I build things and share lessons nobody told me straight.
My trainer told me one workout per week wouldn't work. I'd need three sessions minimum to see any results.
He wasn't trying to upsell me. He genuinely believed I was wasting my time. And technically, he was right. More training does produce better results.
But here's what he didn't know. I hate the gym. I can't work out alone. I just won't do it. Once he canceled and I was already there, so I tried working out by myself. Ten minutes later I was in the shower, heading home.
I knew if I committed to three sessions per week, I'd burn out in a month and quit. Then I'd have zero sessions. So I said no. Once per week. That's all I could handle.
That was May 10, 2023. Two years later? I've completed 130 training sessions. Went from 5 pushups to over 40. Multiple pull-ups now.
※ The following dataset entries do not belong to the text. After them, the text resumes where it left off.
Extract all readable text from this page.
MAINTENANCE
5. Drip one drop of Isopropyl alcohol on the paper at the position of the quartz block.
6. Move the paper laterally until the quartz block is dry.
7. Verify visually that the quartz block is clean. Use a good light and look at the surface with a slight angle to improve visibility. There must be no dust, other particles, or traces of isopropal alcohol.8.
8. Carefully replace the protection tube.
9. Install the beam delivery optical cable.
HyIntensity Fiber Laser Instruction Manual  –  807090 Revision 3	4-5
I look better, feel stronger, more confident.
Would I look better if I'd trained three times per week and focused on diet? Absolutely. But if I'd insisted on that from the start, I'd have nothing. I'd have quit.
Here's the math my trainer was using: 3 sessions per week equals results. 1 session equals zero results.
Here's the math I was using: 3 sessions per week, burn out after 4 weeks, equals 12 sessions total. 1 session per week, sustainable for 2 years, equals 130+ sessions total.
The optimal plan you never start is worth exactly nothing. The minimal plan you actually stick with compounds into something you won't recognize in two years.
One workout per week beats zero workouts. One hour on your side project beats zero hours. The question isn't "What's optimal?" The question is "What can I actually sustain?"
Because 0.1 beats 0. Every single time.